NEW YORK (CNN/Money) -
The Federal Reserve Bank of New York has called a meeting with certain Wall Street firms to discuss the credit derivatives markets, The New York Times reported.
The meeting, set for Sept. 15, comes three months after global stock and bond markets were hit by concerns that banks had been caught up in the risk associated with the credit derivatives market. While a downgrade of General Motors debt originally sparked convulsions in the markets, the concerns were later found to be overblown.
But the scare did make the industry realize there needs to be more clarity for participants in the credit derivatives market regarding associated risks.

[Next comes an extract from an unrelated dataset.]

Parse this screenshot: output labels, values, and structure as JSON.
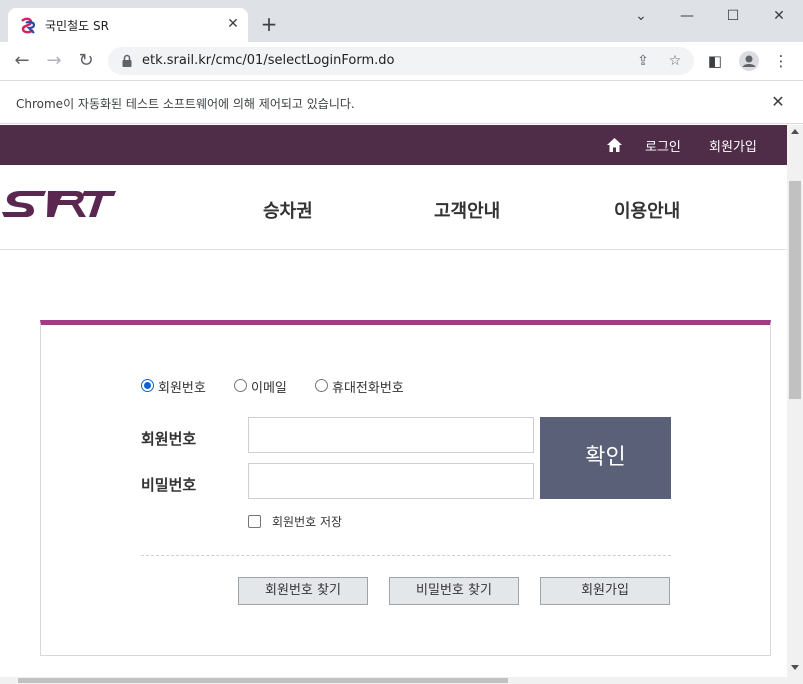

Credit derivatives are linked to the probability of a company paying its debts, and it's a booming business with $8.4 trillion outstanding contracts at the end of 2004, up dramatically from $919 billion three years earlier, according to the International Swaps and Derivatives Association.
A July report by the Counterparty Risk Management Group focused on the sharp growth in the credit derivatives market and stated that the financial services industry "has very limited experience with settling large numbers of transactions following a credit event" such as a corporate default or bankruptcy.
Peter Bakstansky, a spokesman for the Fed, declined to identify the banks invited to the meeting but J.P. Morgan, Deutsche Bank, Goldman Sachs and Morgan Stanley are the biggest players in the space. Representatives from the Securities and Exchange Commission, the Office of the Comptroller of the Currency and the New York State banking department are slated to attend.